- Theatrical release poster
- Directed by: Robert S. Baker; Monty Berman;
- Written by: Alexander Baron; Jimmy Sangster;
- Starring: Donald Sinden; Nicole Berger; Kieron Moore; Peter Wyngarde;
- Cinematography: Robert S. Baker; Monty Berman;
- Edited by: Peter Bezencenet
- Music by: Stanley Black
- Production company: Mid Century Film Productions
- Distributed by: Regal Films International
- Release date: 11 October 1960;
- Running time: 93 minutes
- Country: United Kingdom
- Language: English

= The Siege of Sidney Street =

1960 British film by Robert S. Baker and Monty Berman

The Siege of Sidney Street, also known as The Siege of Hell Street, is a 1960 British historical drama film co-directed by Robert S. Baker and Monty Berman, and starring Donald Sinden, Nicole Berger, Kieron Moore and Peter Wyngarde. It was written by Alexander Barron and Jimmy Sangster.

== Plot ==
The film dramatises the 1909 Tottenham Outrage – a bungled wages-snatch which resulted in the murder of a police officer and a ten-year-old bystander as well as the deaths of the two armed robbers – and the 1911 Siege of Sidney Street, in which armed personnel of the Metropolitan Police and Scots Guards surrounded a house in East End of London occupied by a gang who had killed three City of London Police officers during a bungled attempt to break into a jeweller's shop. The film depicts the two events as both taking place in 1911 and as both being the work of the same gang.

==Production==
It was filmed at Ardmore Studios in Ireland, with shots of Dublin standing in for pre-First World War East London.
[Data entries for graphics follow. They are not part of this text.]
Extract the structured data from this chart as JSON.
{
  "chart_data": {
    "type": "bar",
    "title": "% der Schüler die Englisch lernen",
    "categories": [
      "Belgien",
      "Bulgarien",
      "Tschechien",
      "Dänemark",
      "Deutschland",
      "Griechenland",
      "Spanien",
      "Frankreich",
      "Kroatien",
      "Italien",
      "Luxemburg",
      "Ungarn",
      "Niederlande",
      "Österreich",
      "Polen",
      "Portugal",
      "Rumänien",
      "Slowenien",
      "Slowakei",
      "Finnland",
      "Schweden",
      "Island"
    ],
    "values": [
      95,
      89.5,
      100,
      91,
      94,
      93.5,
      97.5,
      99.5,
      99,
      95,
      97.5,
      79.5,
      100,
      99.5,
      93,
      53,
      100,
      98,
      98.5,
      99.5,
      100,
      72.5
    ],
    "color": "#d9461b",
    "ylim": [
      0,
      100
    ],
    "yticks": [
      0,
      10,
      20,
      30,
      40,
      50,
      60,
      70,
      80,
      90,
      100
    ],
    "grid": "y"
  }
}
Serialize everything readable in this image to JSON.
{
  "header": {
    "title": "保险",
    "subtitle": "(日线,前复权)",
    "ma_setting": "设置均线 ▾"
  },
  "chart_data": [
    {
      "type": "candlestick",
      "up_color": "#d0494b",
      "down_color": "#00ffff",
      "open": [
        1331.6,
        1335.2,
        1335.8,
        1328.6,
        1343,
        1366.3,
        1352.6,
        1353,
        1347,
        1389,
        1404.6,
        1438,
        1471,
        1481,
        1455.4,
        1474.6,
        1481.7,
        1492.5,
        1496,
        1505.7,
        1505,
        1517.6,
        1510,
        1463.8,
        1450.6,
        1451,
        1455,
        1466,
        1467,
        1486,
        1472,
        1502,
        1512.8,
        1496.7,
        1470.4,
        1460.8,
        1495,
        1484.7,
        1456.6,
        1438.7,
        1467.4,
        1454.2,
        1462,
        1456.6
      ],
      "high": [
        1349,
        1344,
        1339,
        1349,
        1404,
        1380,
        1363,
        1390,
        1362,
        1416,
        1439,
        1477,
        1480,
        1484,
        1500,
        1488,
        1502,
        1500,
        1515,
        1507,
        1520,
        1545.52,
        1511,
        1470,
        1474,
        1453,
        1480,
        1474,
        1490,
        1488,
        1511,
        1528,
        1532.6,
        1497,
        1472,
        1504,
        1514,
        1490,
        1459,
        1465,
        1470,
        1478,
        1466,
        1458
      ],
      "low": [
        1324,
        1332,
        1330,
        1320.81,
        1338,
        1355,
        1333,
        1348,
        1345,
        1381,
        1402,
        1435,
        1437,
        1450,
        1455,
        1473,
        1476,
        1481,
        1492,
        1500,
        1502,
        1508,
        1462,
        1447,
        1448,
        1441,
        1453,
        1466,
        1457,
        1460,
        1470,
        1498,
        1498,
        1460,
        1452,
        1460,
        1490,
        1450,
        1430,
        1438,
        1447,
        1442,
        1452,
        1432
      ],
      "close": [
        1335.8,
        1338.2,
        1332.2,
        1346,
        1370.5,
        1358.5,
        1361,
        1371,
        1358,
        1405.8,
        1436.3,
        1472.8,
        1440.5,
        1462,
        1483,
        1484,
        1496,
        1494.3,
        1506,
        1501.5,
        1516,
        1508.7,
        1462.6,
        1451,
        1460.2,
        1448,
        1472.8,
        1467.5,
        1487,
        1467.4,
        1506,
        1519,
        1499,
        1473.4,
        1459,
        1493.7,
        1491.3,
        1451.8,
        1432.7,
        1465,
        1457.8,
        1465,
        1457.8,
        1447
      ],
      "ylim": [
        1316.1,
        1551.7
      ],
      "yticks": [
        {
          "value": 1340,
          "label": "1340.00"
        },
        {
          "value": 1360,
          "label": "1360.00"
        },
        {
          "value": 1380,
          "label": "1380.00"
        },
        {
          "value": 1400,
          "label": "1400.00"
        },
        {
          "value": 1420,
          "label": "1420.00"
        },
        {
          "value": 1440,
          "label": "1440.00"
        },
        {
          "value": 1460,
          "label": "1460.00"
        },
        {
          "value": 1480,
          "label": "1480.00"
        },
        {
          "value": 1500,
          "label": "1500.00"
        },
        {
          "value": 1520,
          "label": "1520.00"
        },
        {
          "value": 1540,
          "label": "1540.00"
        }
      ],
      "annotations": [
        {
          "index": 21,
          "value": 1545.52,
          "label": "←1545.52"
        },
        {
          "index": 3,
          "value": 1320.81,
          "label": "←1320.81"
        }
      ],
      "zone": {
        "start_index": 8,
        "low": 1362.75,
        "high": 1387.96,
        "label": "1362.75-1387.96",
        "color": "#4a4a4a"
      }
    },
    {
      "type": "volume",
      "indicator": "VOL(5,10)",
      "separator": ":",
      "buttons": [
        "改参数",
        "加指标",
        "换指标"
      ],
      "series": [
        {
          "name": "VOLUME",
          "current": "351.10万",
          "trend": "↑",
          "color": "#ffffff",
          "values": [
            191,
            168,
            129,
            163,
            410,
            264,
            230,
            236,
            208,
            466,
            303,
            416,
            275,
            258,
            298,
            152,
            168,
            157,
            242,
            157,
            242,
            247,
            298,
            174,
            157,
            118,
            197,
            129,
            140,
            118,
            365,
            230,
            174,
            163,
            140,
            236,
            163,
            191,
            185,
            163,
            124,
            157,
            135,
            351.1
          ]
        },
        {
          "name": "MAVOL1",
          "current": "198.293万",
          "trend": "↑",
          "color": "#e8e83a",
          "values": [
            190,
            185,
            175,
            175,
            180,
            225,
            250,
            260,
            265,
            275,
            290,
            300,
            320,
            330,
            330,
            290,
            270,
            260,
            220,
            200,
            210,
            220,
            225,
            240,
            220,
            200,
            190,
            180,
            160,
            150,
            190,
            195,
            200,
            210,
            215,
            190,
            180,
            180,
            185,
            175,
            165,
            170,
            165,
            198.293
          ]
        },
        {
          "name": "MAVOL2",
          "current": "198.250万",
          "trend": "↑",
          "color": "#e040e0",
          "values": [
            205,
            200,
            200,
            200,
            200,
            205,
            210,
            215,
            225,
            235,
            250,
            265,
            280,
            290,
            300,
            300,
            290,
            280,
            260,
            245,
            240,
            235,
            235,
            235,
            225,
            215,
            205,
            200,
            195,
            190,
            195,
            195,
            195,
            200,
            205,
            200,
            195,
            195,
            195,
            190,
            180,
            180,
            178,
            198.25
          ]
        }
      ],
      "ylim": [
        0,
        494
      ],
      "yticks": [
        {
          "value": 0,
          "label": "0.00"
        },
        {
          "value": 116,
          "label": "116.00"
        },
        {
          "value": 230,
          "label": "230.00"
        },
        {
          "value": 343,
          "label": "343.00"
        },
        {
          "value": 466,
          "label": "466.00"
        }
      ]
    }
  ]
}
Donald Sinden, then a contract star for the Rank Organisation at Pinewood Studios, recalledThe scene in the blazing room we filmed in the studio and I was vastly intrigued to watch the way the special effects department created the illusion. They began by making everything on set completely fireproof. They then spread an inflammable jelly over the sections that were seen to be burning and just before "Action" it was set alight. Tables and chairs and curtains blazed away and at the end of the scene the flames were extinguished ready for the next Take. It was remarkable. Nothing was damaged. Leonard Sachs, playing Svaars (uncredited) was left in the room with the revolver; his clothes had also been fireproofed and in the long-shot flames licked from the jelly which had been put on his back. For the next shot, his close-up, he was having the jelly placed strategically on his shoulders and arms. I was talking to someone in the crew when another of the crew approached and whispered to his colleague 'Have they fireproofed his hair?' 'No, I don't think they have. It would take 20-minutes.' I was later informed that had Leonard suffered any damage, the insurance company would have paid up, but twenty minutes of the crew's time, on an hourly rate, merely to fireproof an actor's hair would have had to have been paid for by the film company. Thankfully Leonard only suffered mild burns to his hair and scalp!"

== Critical reception ==
The Monthly Film Bulletin wrote: "The anarchist outrages are shown more or less as they happened, with scenes reconstructed from old newspaper photographs and a convincing-looking Winston Churchill (Jimmy Sangster) superintending the final battle as Home Secretary. But instead of sticking to the facts, which were astonishing enough, the film is spiced with the pseudo-thrills of a novelettish romance – attempted rape, pastiche Russian music and a glut of melodramatic clichés. To make matters worse, the characterisation is glib, important incidents are presented obscurely and banal dialogue over-emphatically delivered."

Variety wrote: "Better than average crime thriller based on authentic London gangster crime. ... The Jimmy Sangster-Alexander Baron screenplay is sound and keeps tension to a high level, while offering the directors a splendid chance of bringing some dramatic vitality to the final siege."